Medications prescribed to alleviate these neuropsychiatric symptoms sometimes work and sometimes don’t. That’s because clinicians repurpose treatments meant for psychiatric populations, without taking into account the underlying mechanisms that are causing the symptoms in patients with Alzheimer’s disease.
A literature review led by Milap Nowrangi, assistant professor of psychiatry and behavioral sciences at Johns Hopkins, addresses this problem by examining the biological causes of depression, psychosis and agitation in patients with Alzheimer’s disease. Eventually, it could lead to treatments that are better tailored to individual patients.

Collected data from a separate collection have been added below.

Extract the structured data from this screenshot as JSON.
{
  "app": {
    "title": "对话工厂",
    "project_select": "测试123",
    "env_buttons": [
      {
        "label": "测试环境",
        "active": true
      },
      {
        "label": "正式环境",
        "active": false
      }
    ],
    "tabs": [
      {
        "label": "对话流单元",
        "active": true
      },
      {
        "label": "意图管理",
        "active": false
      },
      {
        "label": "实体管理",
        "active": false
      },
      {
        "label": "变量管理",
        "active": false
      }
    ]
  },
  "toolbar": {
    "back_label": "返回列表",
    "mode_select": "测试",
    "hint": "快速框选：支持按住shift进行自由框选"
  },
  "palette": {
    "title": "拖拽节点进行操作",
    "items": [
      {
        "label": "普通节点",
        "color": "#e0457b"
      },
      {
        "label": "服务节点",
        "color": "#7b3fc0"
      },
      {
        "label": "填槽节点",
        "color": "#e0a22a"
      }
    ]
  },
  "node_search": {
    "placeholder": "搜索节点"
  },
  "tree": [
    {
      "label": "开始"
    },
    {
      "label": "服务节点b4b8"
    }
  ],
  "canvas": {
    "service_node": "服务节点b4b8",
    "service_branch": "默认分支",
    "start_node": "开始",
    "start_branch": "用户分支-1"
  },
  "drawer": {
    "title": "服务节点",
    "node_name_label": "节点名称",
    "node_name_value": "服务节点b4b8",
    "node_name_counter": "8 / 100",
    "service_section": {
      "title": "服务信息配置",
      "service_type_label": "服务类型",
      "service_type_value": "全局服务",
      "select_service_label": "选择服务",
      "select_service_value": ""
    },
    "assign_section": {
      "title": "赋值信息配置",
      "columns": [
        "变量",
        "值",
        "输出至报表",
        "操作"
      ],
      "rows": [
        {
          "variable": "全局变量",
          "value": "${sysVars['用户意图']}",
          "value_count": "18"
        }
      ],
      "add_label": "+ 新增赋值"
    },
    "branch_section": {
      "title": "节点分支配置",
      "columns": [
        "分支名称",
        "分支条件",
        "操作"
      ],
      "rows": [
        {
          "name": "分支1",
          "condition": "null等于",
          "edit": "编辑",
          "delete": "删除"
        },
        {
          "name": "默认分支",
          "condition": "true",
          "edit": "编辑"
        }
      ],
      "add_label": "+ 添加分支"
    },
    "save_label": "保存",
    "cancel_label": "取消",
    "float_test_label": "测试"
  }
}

Co-authors for the systematic review, Neuropsychiatric Symptoms of Alzheimer’s Disease: An Anatomic-Genetic Framework for Treatment Development, include Constantine Lyketsos, director of the Richman Family Precision Medicine Center of Excellence in Alzheimer’s Disease, and Richman Center and psychiatry colleagues Dimitrios Avramopoulos and Paul Rosenberg.
“It is hoped that understanding the dynamic between genes and structure will aid the development of targeted and individualized therapies for symptoms such as depression, psychosis and agitation and aggression of AD,” the paper notes.
Nowrangi is on the faculty of the Richman Center, which, like other disease-focused precision medicine centers of excellence at Johns Hopkins, uses large amounts of data to better understand an individual’s disease variations and trajectory. For Alzheimer’s disease, researchers are studying family histories, medical records, brain images and genetic codes to gain new insights into a historically opaque condition.
For example, Roy Adams, assistant professor of psychiatry and behavioral sciences, is using data from more than 140,000 medical records to predict dementia progression as many as three years into the future. “The ultimate goal is to unite as many of these types of data as we can to say as much as we can about why each patient presents differently,” Adams says.
While amyloid buildup in the form of plaques and neurofibrillary tangles in the brain remain important indicators of Alzheimer’s disease, they do not fully explain the variabilities in the disease and its symptoms, says Lyketsos, adding that amyloid-clearing medications that recently won FDA approval do little to alleviate symptoms.
“We’re recognizing that for folks with a clinical diagnosis of Alzheimer’s, the removal of amyloid only modestly helps them,” he says. “One line of thought is that amyloid is important, but the fraction of symptoms due to amyloid is not very big.”
In his literature review, Nowrangi looked at both genetic and imaging studies of patients with Alzheimer’s disease. “The paper is really trying to identify the underlying biological mechanisms that we ought to look at that take advantage of our knowledge of brain structure, function and chemistry and the genes behind all of those symptoms,” he says.
Among its findings, the paper describes overlap between atrophy in specific brain lobes and genes that code for monamine neurotransmitters such as dopamine or serotonin. For example, patients with Alzheimer’s disease and psychotic symptoms such as delusions or paranoia often exhibit atrophy of the temporal and parietal lobes, and anomalies in genes that code for serotonin synthesis and function.
Better understanding could lead to better use of existing therapies, as well as development of new ones, says Nowrangi.
“That’s kind of the dream, that when a patient comes in who has Alzheimer’s disease and has a neuropsychiatric symptom, we can say, ‘OK, we’re going to treat your depression as part of your Alzheimer’s with this medication that’s directly focused at the mechanisms that we believe are causing your depression.”